Scientific impact of the proposed research is in advancement of novel electrochemical systems, on which this sensor is based, and understanding of their properties at the nanoscale. This will be of interest to electrochemists, spectroscopists, physicists, chemists, and engineers.

This proposal is heavily reliant on the training and growth of young researchers. The programme will provide training and progression in this important field for one new and two existing PDRAs. Involved in a highly multidisciplinary programme (based on theoretical, analytical, optical, and electrochemical approaches) of international dimension (involving two foreign external academic partners), they will also gain experience in collaborating and networking with our industrial and MOD partners. These younger team members (who will be encouraged to undertake some teaching activities and directly contribute to the results dissemination through writing papers, giving presentations at electrochemical, nanophotonic, and sensor conferences, and taking career development courses available at Imperial), may later choose an academic career or build a core of a spin-off enterprise based on the findings of this project.
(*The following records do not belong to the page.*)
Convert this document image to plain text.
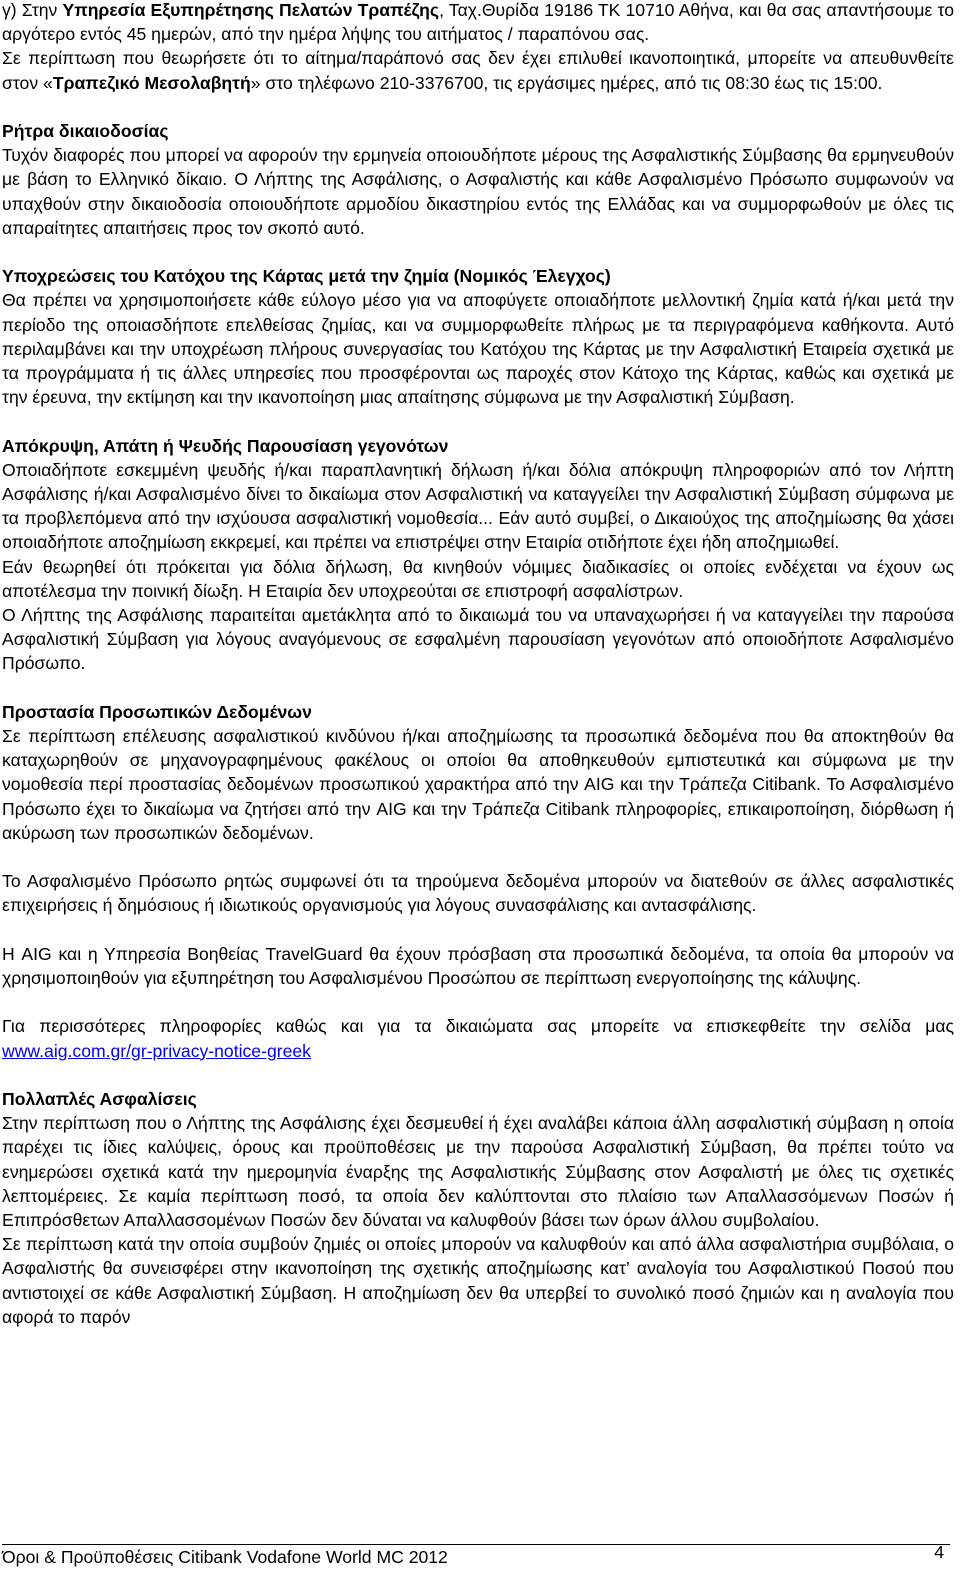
γ) Στην Υπηρεσία Εξυπηρέτησης Πελατών Τραπέζης, Ταχ.Θυρίδα 19186 ΤΚ 10710 Αθήνα, και θα σας απαντήσουμε το αργότερο εντός 45 ημερών, από την ημέρα λήψης του αιτήματος / παραπόνου σας.

Σε περίπτωση που θεωρήσετε ότι το αίτημα/παράπονό σας δεν έχει επιλυθεί ικανοποιητικά, μπορείτε να απευθυνθείτε στον «Τραπεζικό Μεσολαβητή» στο τηλέφωνο 210-3376700, τις εργάσιμες ημέρες, από τις 08:30 έως τις 15:00.

Ρήτρα δικαιοδοσίας

Τυχόν διαφορές που μπορεί να αφορούν την ερμηνεία οποιουδήποτε μέρους της Ασφαλιστικής Σύμβασης θα ερμηνευθούν με βάση το Ελληνικό δίκαιο. Ο Λήπτης της Ασφάλισης, ο Ασφαλιστής και κάθε Ασφαλισμένο Πρόσωπο συμφωνούν να υπαχθούν στην δικαιοδοσία οποιουδήποτε αρμοδίου δικαστηρίου εντός της Ελλάδας και να συμμορφωθούν με όλες τις απαραίτητες απαιτήσεις προς τον σκοπό αυτό.

Υποχρεώσεις του Κατόχου της Κάρτας μετά την ζημία (Νομικός Έλεγχος)

Θα πρέπει να χρησιμοποιήσετε κάθε εύλογο μέσο για να αποφύγετε οποιαδήποτε μελλοντική ζημία κατά ή/και μετά την περίοδο της οποιασδήποτε επελθείσας ζημίας, και να συμμορφωθείτε πλήρως με τα περιγραφόμενα καθήκοντα. Αυτό περιλαμβάνει και την υποχρέωση πλήρους συνεργασίας του Κατόχου της Κάρτας με την Ασφαλιστική Εταιρεία σχετικά με τα προγράμματα ή τις άλλες υπηρεσίες που προσφέρονται ως παροχές στον Κάτοχο της Κάρτας, καθώς και σχετικά με την έρευνα, την εκτίμηση και την ικανοποίηση μιας απαίτησης σύμφωνα με την Ασφαλιστική Σύμβαση.

Απόκρυψη, Απάτη ή Ψευδής Παρουσίαση γεγονότων

Οποιαδήποτε εσκεμμένη ψευδής ή/και παραπλανητική δήλωση ή/και δόλια απόκρυψη πληροφοριών από τον Λήπτη Ασφάλισης ή/και Ασφαλισμένο δίνει το δικαίωμα στον Ασφαλιστική να καταγγείλει την Ασφαλιστική Σύμβαση σύμφωνα με τα προβλεπόμενα από την ισχύουσα ασφαλιστική νομοθεσία... Εάν αυτό συμβεί, ο Δικαιούχος της αποζημίωσης θα χάσει οποιαδήποτε αποζημίωση εκκρεμεί, και πρέπει να επιστρέψει στην Εταιρία οτιδήποτε έχει ήδη αποζημιωθεί.

Εάν θεωρηθεί ότι πρόκειται για δόλια δήλωση, θα κινηθούν νόμιμες διαδικασίες οι οποίες ενδέχεται να έχουν ως αποτέλεσμα την ποινική δίωξη. Η Εταιρία δεν υποχρεούται σε επιστροφή ασφαλίστρων.

Ο Λήπτης της Ασφάλισης παραιτείται αμετάκλητα από το δικαιωμά του να υπαναχωρήσει ή να καταγγείλει την παρούσα Ασφαλιστική Σύμβαση για λόγους αναγόμενους σε εσφαλμένη παρουσίαση γεγονότων από οποιοδήποτε Ασφαλισμένο Πρόσωπο.

Προστασία Προσωπικών Δεδομένων

Σε περίπτωση επέλευσης ασφαλιστικού κινδύνου ή/και αποζημίωσης τα προσωπικά δεδομένα που θα αποκτηθούν θα καταχωρηθούν σε μηχανογραφημένους φακέλους οι οποίοι θα αποθηκευθούν εμπιστευτικά και σύμφωνα με την νομοθεσία περί προστασίας δεδομένων προσωπικού χαρακτήρα από την AIG και την Τράπεζα Citibank. Το Ασφαλισμένο Πρόσωπο έχει το δικαίωμα να ζητήσει από την AIG και την Τράπεζα Citibank πληροφορίες, επικαιροποίηση, διόρθωση ή ακύρωση των προσωπικών δεδομένων.

Το Ασφαλισμένο Πρόσωπο ρητώς συμφωνεί ότι τα τηρούμενα δεδομένα μπορούν να διατεθούν σε άλλες ασφαλιστικές επιχειρήσεις ή δημόσιους ή ιδιωτικούς οργανισμούς για λόγους συνασφάλισης και αντασφάλισης.

Η AIG και η Υπηρεσία Βοηθείας TravelGuard θα έχουν πρόσβαση στα προσωπικά δεδομένα, τα οποία θα μπορούν να χρησιμοποιηθούν για εξυπηρέτηση του Ασφαλισμένου Προσώπου σε περίπτωση ενεργοποίησης της κάλυψης.

Για περισσότερες πληροφορίες καθώς και για τα δικαιώματα σας μπορείτε να επισκεφθείτε την σελίδα μας www.aig.com.gr/gr-privacy-notice-greek

Πολλαπλές Ασφαλίσεις

Στην περίπτωση που ο Λήπτης της Ασφάλισης έχει δεσμευθεί ή έχει αναλάβει κάποια άλλη ασφαλιστική σύμβαση η οποία παρέχει τις ίδιες καλύψεις, όρους και προϋποθέσεις με την παρούσα Ασφαλιστική Σύμβαση, θα πρέπει τούτο να ενημερώσει σχετικά κατά την ημερομηνία έναρξης της Ασφαλιστικής Σύμβασης στον Ασφαλιστή με όλες τις σχετικές λεπτομέρειες. Σε καμία περίπτωση ποσό, τα οποία δεν καλύπτονται στο πλαίσιο των Απαλλασσόμενων Ποσών ή Επιπρόσθετων Απαλλασσομένων Ποσών δεν δύναται να καλυφθούν βάσει των όρων άλλου συμβολαίου.

Σε περίπτωση κατά την οποία συμβούν ζημιές οι οποίες μπορούν να καλυφθούν και από άλλα ασφαλιστήρια συμβόλαια, ο Ασφαλιστής θα συνεισφέρει στην ικανοποίηση της σχετικής αποζημίωσης κατ’ αναλογία του Ασφαλιστικού Ποσού που αντιστοιχεί σε κάθε Ασφαλιστική Σύμβαση. Η αποζημίωση δεν θα υπερβεί το συνολικό ποσό ζημιών και η αναλογία που αφορά το παρόν

Όροι & Προϋποθέσεις Citibank Vodafone World MC 2012	4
Their work on the project will inspire BSc, MSc, and PhD students to enter the area of electrochemical nanoplasmonics.

All in all, we expect impact in the following categories:

Knowledge
-fundamental electrochemistry of liquid-liquid and functionalized solid-liquid interfaces
-novel nanomaterials (nanoparticle design for Raman sensor applications)
-novel sensor techniques
Society
-Prevention of terror attacks
-Defence against chemical weapons
-Diagnostics of illegal drugs
-Control of pollution by industrial exhausts
-Development of international cooperation
Economy
-Opening of a new spin-off start-up-company
-Production of new sensors jointly with DSTL and companies involved with potential world market and large turn-off at minimal investment
-Patent licensing
-Generation of funding for further research through ESF in cooperation with foreign partners on the project
People
-Extensive training of young researchers in a new field, important for the society
-Employment of young researches and administration personnel in a spin-off company
-Jobs for those who will be involved in the follow-up test of prototypes and production of the commercial version of the sensor.